Roche’s Vabysmo Grabs Top Growth Spot As Sales Decline

The strong launch of Roche Holding AG’s ophthalmological drug Vabysmo shows no signs of slowing down according to a new earnings report, even as the firm’s total sales tailed off with the end of the COVID-19 pandemic.

Roche’s Q1 group sales dipped by 3% in constant currencies to CHF15.32bn ($17.21bn) due to a significant decline in demand for its COVID-19 antigen self-test kits, although the firm stressed this was expected when considering exceptionally high demand this time last year at the peak of the Omicron wave.

The Swiss major expects the decline to continue over the course of 2023 but its guidance also outlines solid sales growth for both its pharmaceutical and diagnostic divisions. On a positive note, Q1 pharma sales increased by 9% to CHF11.7bn, driven by strong global demand for new medicines to treat severe diseases.

The biggest growth driver was Vabysmo (faricimab), which launched early last year and is indicated for neurovascular age-related macular degeneration (AMD) and diabetic macular edema (DME). First quarter sales of the product rocketed by more than 500% to CHF432m.

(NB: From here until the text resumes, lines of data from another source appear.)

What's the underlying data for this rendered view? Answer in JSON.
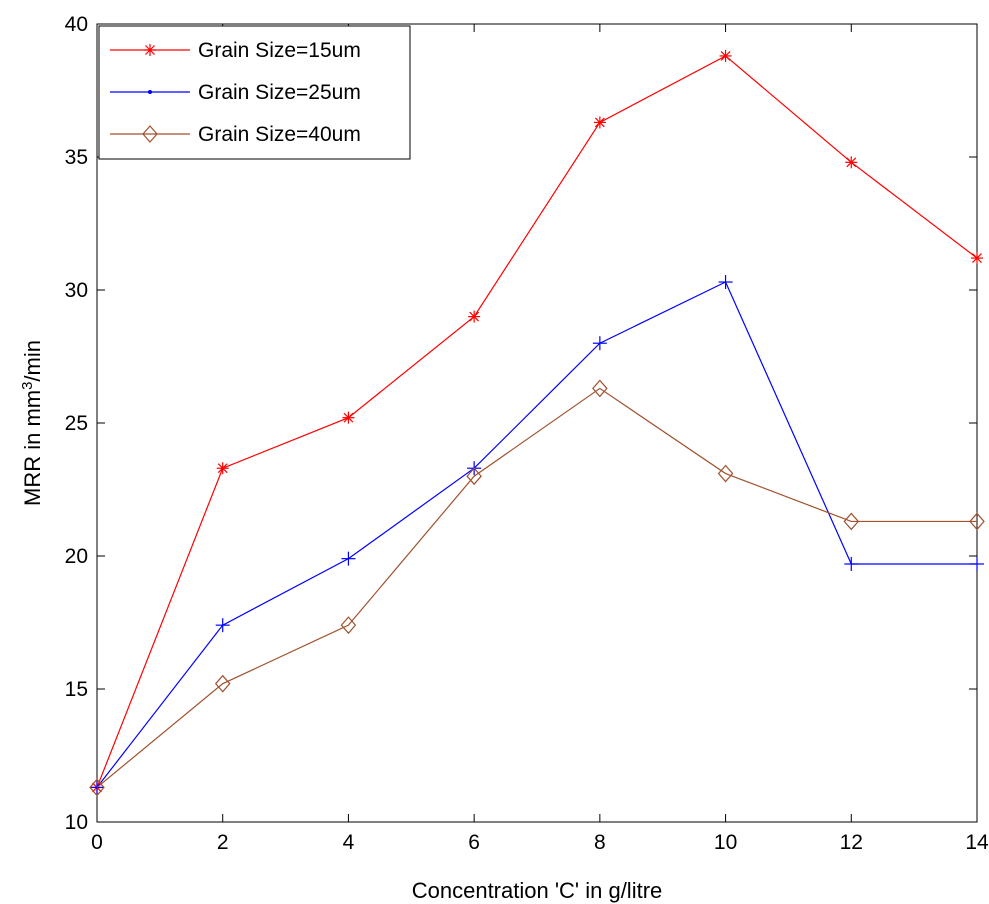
{
  "chart_data": {
    "type": "line",
    "xlabel": "Concentration 'C' in g/litre",
    "ylabel": {
      "pre": "MRR in mm",
      "sup": "3",
      "post": "/min"
    },
    "xlim": [
      0,
      14
    ],
    "ylim": [
      10,
      40
    ],
    "x_ticks": [
      0,
      2,
      4,
      6,
      8,
      10,
      12,
      14
    ],
    "y_ticks": [
      10,
      15,
      20,
      25,
      30,
      35,
      40
    ],
    "grid": false,
    "legend_position": "top-left",
    "x": [
      0,
      2,
      4,
      6,
      8,
      10,
      12,
      14
    ],
    "series": [
      {
        "name": "Grain Size=15um",
        "color": "#ff0000",
        "marker": "asterisk",
        "values": [
          11.3,
          23.3,
          25.2,
          29.0,
          36.3,
          38.8,
          34.8,
          31.2
        ]
      },
      {
        "name": "Grain Size=25um",
        "color": "#0000ff",
        "marker": "plus",
        "values": [
          11.3,
          17.4,
          19.9,
          23.3,
          28.0,
          30.3,
          19.7,
          19.7
        ]
      },
      {
        "name": "Grain Size=40um",
        "color": "#a0522d",
        "marker": "diamond",
        "values": [
          11.3,
          15.2,
          17.4,
          23.0,
          26.3,
          23.1,
          21.3,
          21.3
        ]
      }
    ]
  }
}
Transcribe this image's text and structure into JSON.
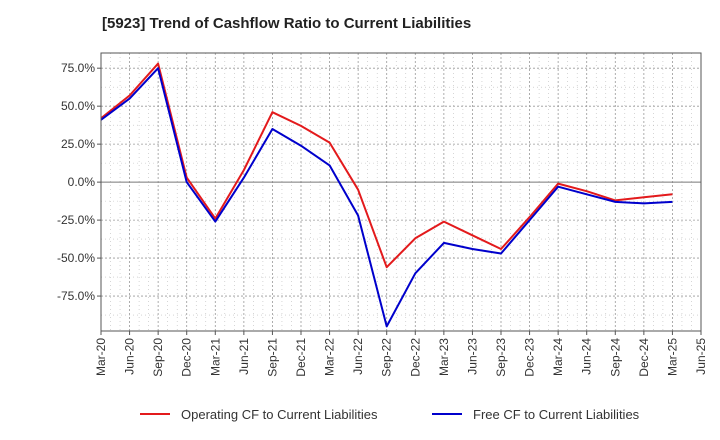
{
  "chart_data": {
    "type": "line",
    "title": "[5923]  Trend of Cashflow Ratio to Current Liabilities",
    "xlabel": "",
    "ylabel": "",
    "x_ticks": [
      "Mar-20",
      "Jun-20",
      "Sep-20",
      "Dec-20",
      "Mar-21",
      "Jun-21",
      "Sep-21",
      "Dec-21",
      "Mar-22",
      "Jun-22",
      "Sep-22",
      "Dec-22",
      "Mar-23",
      "Jun-23",
      "Sep-23",
      "Dec-23",
      "Mar-24",
      "Jun-24",
      "Sep-24",
      "Dec-24",
      "Mar-25",
      "Jun-25"
    ],
    "y_ticks": [
      75,
      50,
      25,
      0,
      -25,
      -50,
      -75
    ],
    "y_tick_labels": [
      "75.0%",
      "50.0%",
      "25.0%",
      "0.0%",
      "-25.0%",
      "-50.0%",
      "-75.0%"
    ],
    "ylim": [
      -98,
      85
    ],
    "grid": true,
    "legend_position": "bottom",
    "series": [
      {
        "name": "Operating CF to Current Liabilities",
        "color": "#e31a1c",
        "x": [
          "Mar-20",
          "Jun-20",
          "Sep-20",
          "Dec-20",
          "Mar-21",
          "Jun-21",
          "Sep-21",
          "Dec-21",
          "Mar-22",
          "Jun-22",
          "Sep-22",
          "Dec-22",
          "Mar-23",
          "Jun-23",
          "Sep-23",
          "Dec-23",
          "Mar-24",
          "Jun-24",
          "Sep-24",
          "Dec-24",
          "Mar-25"
        ],
        "values": [
          42,
          57,
          78,
          3,
          -24,
          8,
          46,
          37,
          26,
          -5,
          -56,
          -37,
          -26,
          -35,
          -44,
          -23,
          -1,
          -6,
          -12,
          -10,
          -8
        ]
      },
      {
        "name": "Free CF to Current Liabilities",
        "color": "#0000cc",
        "x": [
          "Mar-20",
          "Jun-20",
          "Sep-20",
          "Dec-20",
          "Mar-21",
          "Jun-21",
          "Sep-21",
          "Dec-21",
          "Mar-22",
          "Jun-22",
          "Sep-22",
          "Dec-22",
          "Mar-23",
          "Jun-23",
          "Sep-23",
          "Dec-23",
          "Mar-24",
          "Jun-24",
          "Sep-24",
          "Dec-24",
          "Mar-25"
        ],
        "values": [
          41,
          55,
          75,
          0,
          -26,
          3,
          35,
          24,
          11,
          -22,
          -95,
          -60,
          -40,
          -44,
          -47,
          -25,
          -3,
          -8,
          -13,
          -14,
          -13
        ]
      }
    ]
  }
}
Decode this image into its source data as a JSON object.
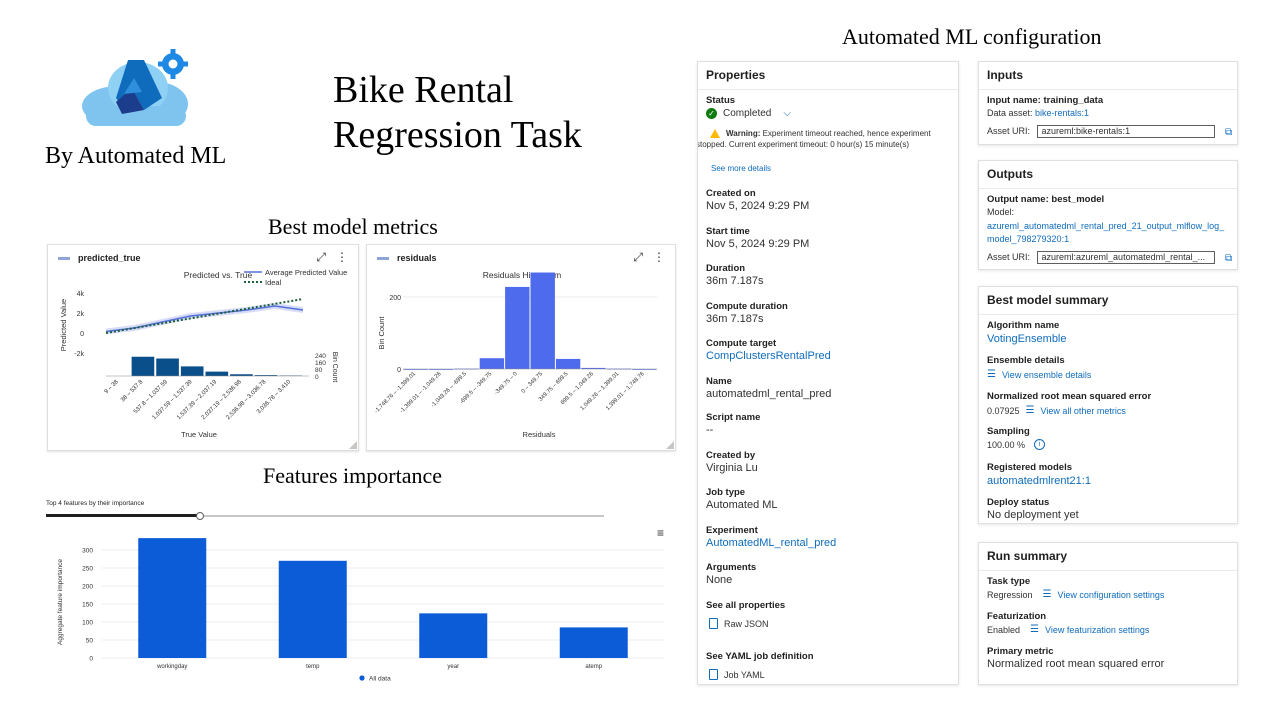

“This makes Vabysmo one of the most successful launches in our history,” said Roche Group CEO Thomas Schinecker. The bispecific antibody is the first therapy to target both vascular endothelial growth factor (VEGF) and angiopoietin-2 unlike older competitors that target VEGF alone such as Novartis AG’s Lucentis (ranibizumab), which saw Q1 sales plummet by 20% to $416m. (Also see "Novartis Culls Pipeline As ‘Pure-Play’ Drive Progresses" - Scrip, 25 Apr, 2023.)

Roche unveiled post hoc analysis data on 25 April showing that Vabysmo led to greater and faster drying of retinal fluid with fewer injections when compared with Bayer AG/Regeneron Pharmaceuticals, Inc.’s anti-VEGF Eylea (aflibercept), another significant competitor.

Last year, Vabysmo showed non-inferiority versus Eylea in the visual acuity gain primary endpoint of two pivotal trials in macular edema due to branch and central vein occlusion, respectively, with label expansions anticipated. (Also see "Roche’s Vabysmo Chases Regeneron’s Eylea With New Pivotal Macular Edema Wins" - Scrip, 27 Oct, 2022.)

However, Bayer and Regeneron are working on a high-dose reformulation of their drug that could enter the market in August and help the companies win back significant market share. Furthermore, copycat versions of Eylea are in the works and set to increase pricing competition. (Also see "Roche’s Vabysmo Chases Regeneron’s Eylea With New Pivotal Macular Edema Wins" - Scrip, 27 Oct, 2022.).

Besides Vabysmo, another key growth driver for the Swiss major was its spinal muscular atrophy treatment Evrysdi (risdiplam), first quarter sales of which rose by 62% to CHF363m. More than 8,500 people to date have been treated with the therapy, which is approved in more than 90 countries.

Evrysdi’s success is likely to continue given long-term data released last month from the pivotal SUNFISH trial, which showed that improvements in motor function were maintained through the fourth year of treatment.

“Looking ahead we have one of the youngest portfolios in the industry,” Schinecker said on an earnings call. “Since 2019, we’ve launched 19 new medicines and in total we have 83 new potential medicines and about 150 projects in our pharma pipeline. This year, we are aiming for the approval of three new medicines.”

Duchenne Drug Candidate Faces New Controversy

The first of these – Columvi (glofitamab) – is a CD20xCD3 T-cell-engaging bispecific antibody that received Canadian approval for the treatment of relapsed or refractory diffuse large B-cell lymphoma last month and Roche will continue with regulatory activities in other markets.

Two other contenders with approvals anticipated in 2023 are Sarepta Therapeutics, Inc.-partnered Duchenne muscular dystrophy candidate, SRP-9001, and paroxysmal nocturnal haemoglobinuria asset, crovalimab.

However, the fate of the former is uncertain after the US Food and Drug Administration delayed an approval decision in favour of an advisory committee meeting, after it transpired that SRP-9001 was filed against the wishes of the agency’s reviewers in the first place. (Also see "10 Approvals To Look Out For In Q2" - Scrip, 20 Apr, 2023.)

Slips Away From Immunocore Collaboration

Notably, the Swiss firm’s earnings presentation revealed it had removed three Phase I trials from its development pipeline, including two for an Immunocore, Ltd.-partnered bispecific T-cell engager targeting MAGE-A4. The firm had paid $100m in upfront and near-term milestone to the partner back in 2018 for access to the candidate, but Immunocore stopped funding the program in February.